Inflatie eurozone duikt onder grens van 2 procent: is het gevaar van een renteverhoging geweken?

De inflatie in de eurozone kwam in juni uit op 1,9 procent. Dat zijn tien basispunten minder dan in mei. Daarmee ligt het inflatiecijfer in lijn met de de doelstelling van de Europese Centrale Bank (ECB). Die mikt op een inflatie van net geen 2 procent.

Waarom is dit belangrijk?

De inflatie geeft weer hoe sterk de prijzen in een bepaalde regio, zoals de eurozone, zijn gestegen. De ECB mikt op een inflatie van net geen 2 procent. De toezichthouder probeerde de afgelopen jaren die doelstelling te bereiken door de belangrijkste rentes, waaronder de depositorente, laag te houden en schuldpapier op te kopen (QE genaamd). Nu de Europese economie stilletjesaan aan het heropenen is, stijgt de inflatie. De ECB verwacht weliswaar niet dat de inflatie de komende jaren over de grens van 2 procent zal springen.

Terwijl de Verenigde Staten te kampen hebben met enorme prijsstijgingen, blijft de inflatie in de eurozone eerder bescheiden. De inflatie in de VS kwam in mei uit op 5 procent. In de eurozone bedroeg die in diezelfde maand 2 procent. Vandaag heeft Eurostat het inflatiecijfer voor juni bekendgemaakt.
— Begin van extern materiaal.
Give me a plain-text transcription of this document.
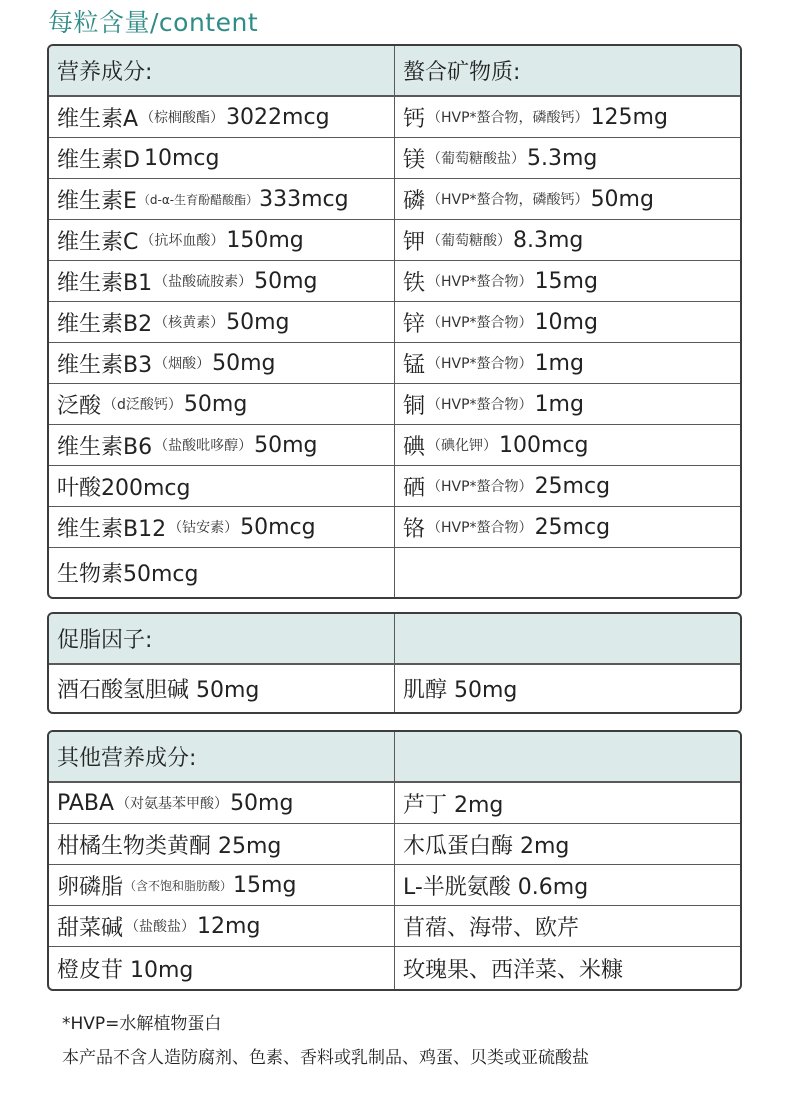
每粒含量/content
营养成分:	螯合矿物质:
维生素A （棕榈酸酯） 3022mcg	钙 （HVP*螯合物，磷酸钙） 125mg
维生素D 10mcg	镁 （葡萄糖酸盐） 5.3mg
维生素E （d-α-生育酚醋酸酯） 333mcg 磷 （HVP*螯合物，磷酸钙） 50mg
维生素C （抗坏血酸） 150mg	钾 （葡萄糖酸） 8.3mg
维生素B1 （盐酸硫胺素） 50mg	铁 （HVP*螯合物） 15mg
维生素B2 （核黄素） 50mg	锌 （HVP*螯合物） 10mg
维生素B3 （烟酸） 50mg	锰 （HVP*螯合物） 1mg
泛酸 （d泛酸钙） 50mg	铜 （HVP*螯合物） 1mg
维生素B6 （盐酸吡哆醇） 50mg	碘 （碘化钾） 100mcg
叶酸200mcg	硒 （HVP*螯合物） 25mcg
维生素B12 （钴安素） 50mcg	铬 （HVP*螯合物） 25mcg
生物素50mcg
促脂因子:
酒石酸氢胆碱 50mg	肌醇 50mg
其他营养成分:
PABA （对氨基苯甲酸） 50mg	芦丁 2mg
柑橘生物类黄酮 25mg	木瓜蛋白酶 2mg
卵磷脂 （含不饱和脂肪酸） 15mg	L-半胱氨酸 0.6mg
甜菜碱 （盐酸盐） 12mg	苜蓿、海带、欧芹
橙皮苷 10mg	玫瑰果、西洋菜、米糠
*HVP=水解植物蛋白
本产品不含人造防腐剂、色素、香料或乳制品、鸡蛋、贝类或亚硫酸盐
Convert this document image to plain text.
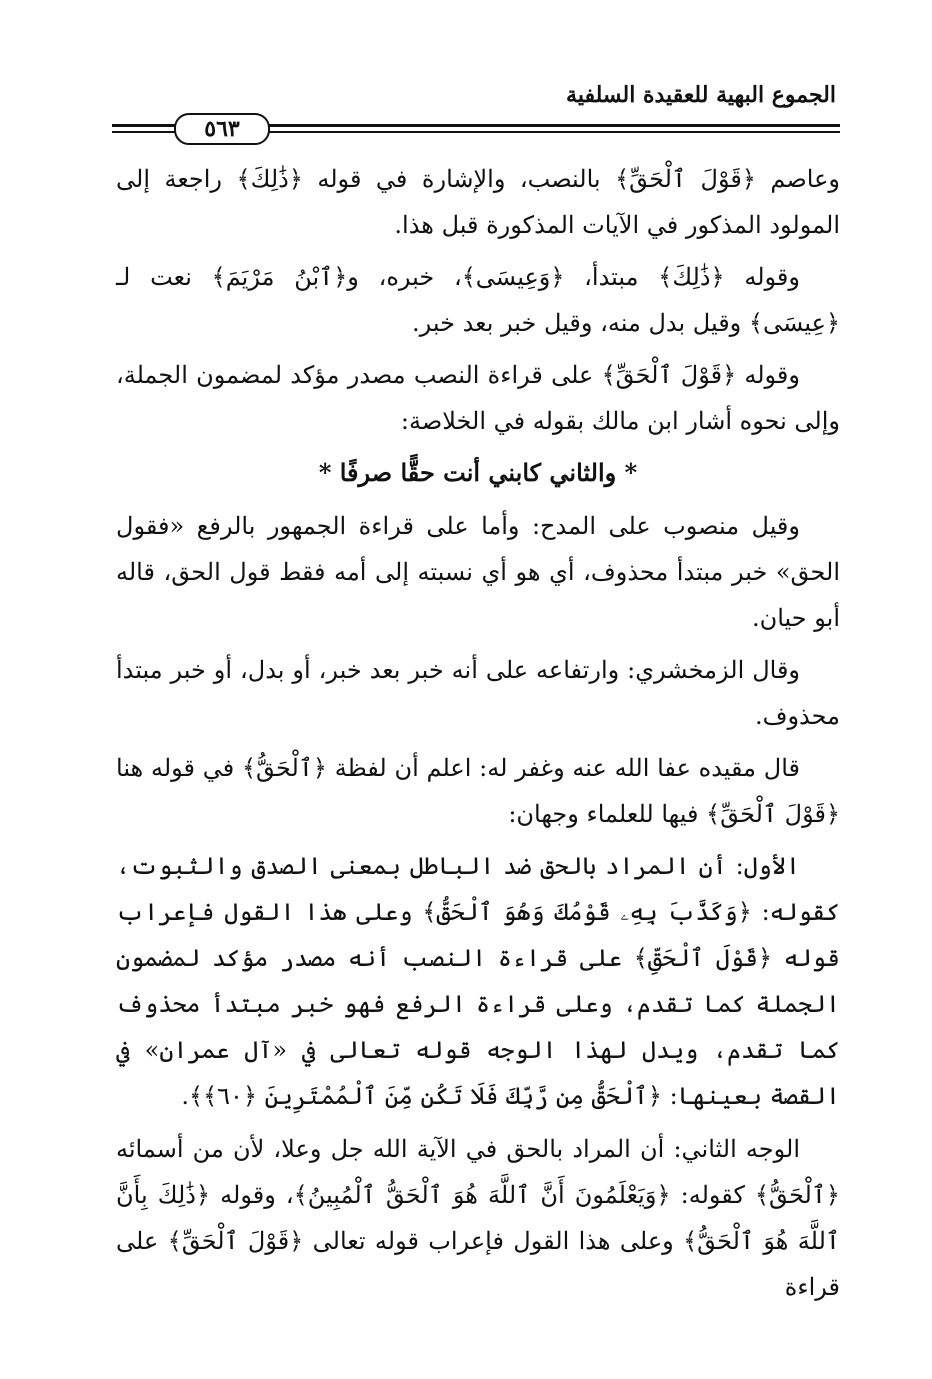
الجموع البهية للعقيدة السلفية
٥٦٣

وعاصم ﴿قَوْلَ ٱلْحَقِّ﴾ بالنصب، والإشارة في قوله ﴿ذَٰلِكَ﴾ راجعة إلى المولود المذكور في الآيات المذكورة قبل هذا.

وقوله ﴿ذَٰلِكَ﴾ مبتدأ، ﴿وَعِيسَى﴾، خبره، و﴿ٱبْنُ مَرْيَمَ﴾ نعت لـ ﴿عِيسَى﴾ وقيل بدل منه، وقيل خبر بعد خبر.

وقوله ﴿قَوْلَ ٱلْحَقِّ﴾ على قراءة النصب مصدر مؤكد لمضمون الجملة، وإلى نحوه أشار ابن مالك بقوله في الخلاصة:

* والثاني كابني أنت حقًّا صرفًا *

وقيل منصوب على المدح: وأما على قراءة الجمهور بالرفع «فقول الحق» خبر مبتدأ محذوف، أي هو أي نسبته إلى أمه فقط قول الحق، قاله أبو حيان.

وقال الزمخشري: وارتفاعه على أنه خبر بعد خبر، أو بدل، أو خبر مبتدأ محذوف.

قال مقيده عفا الله عنه وغفر له: اعلم أن لفظة ﴿ٱلْحَقُّ﴾ في قوله هنا ﴿قَوْلَ ٱلْحَقِّ﴾ فيها للعلماء وجهان:

الأول: أن المراد بالحق ضد الباطل بمعنى الصدق والثبوت، كقوله: ﴿وَكَذَّبَ بِهِۦ قَوْمُكَ وَهُوَ ٱلْحَقُّ﴾ وعلى هذا القول فإعراب قوله ﴿قَوْلَ ٱلْحَقِّ﴾ على قراءة النصب أنه مصدر مؤكد لمضمون الجملة كما تقدم، وعلى قراءة الرفع فهو خبر مبتدأ محذوف كما تقدم، ويدل لهذا الوجه قوله تعالى في «آل عمران» في القصة بعينها: ﴿ٱلْحَقُّ مِن رَّبِّكَ فَلَا تَكُن مِّنَ ٱلْمُمْتَرِينَ ﴿٦٠﴾﴾.

الوجه الثاني: أن المراد بالحق في الآية الله جل وعلا، لأن من أسمائه ﴿ٱلْحَقُّ﴾ كقوله: ﴿وَيَعْلَمُونَ أَنَّ ٱللَّهَ هُوَ ٱلْحَقُّ ٱلْمُبِينُ﴾، وقوله ﴿ذَٰلِكَ بِأَنَّ ٱللَّهَ هُوَ ٱلْحَقُّ﴾ وعلى هذا القول فإعراب قوله تعالى ﴿قَوْلَ ٱلْحَقِّ﴾ على قراءة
Dat cijfer kwam uit op 1,9 procent.

Stijgende energieprijzen

De inflatie van 1,9 procent is voornamelijk het gevolg van de stijgende energieprijzen. Die zijn op jaarbasis gestegen met 12,5 procent. Dat is weliswaar een minder grote stijging dan vorige maand. Toen waren de prijzen op jaarbasis gestegen met 13,1 procent.

“Verwacht wordt dat de energie-inflatie in de rest van het jaar verder zal dalen als de olieprijs niet opnieuw sterker gaat stijgen”, merkt Bert Colijn, econoom bij ING. “Het Spaanse besluit om de BTW op elektriciteit te verlagen, zal de energie-inflatie in de tweede helft van het jaar zelfs sterker drukken dan aanvankelijk werd verwacht.”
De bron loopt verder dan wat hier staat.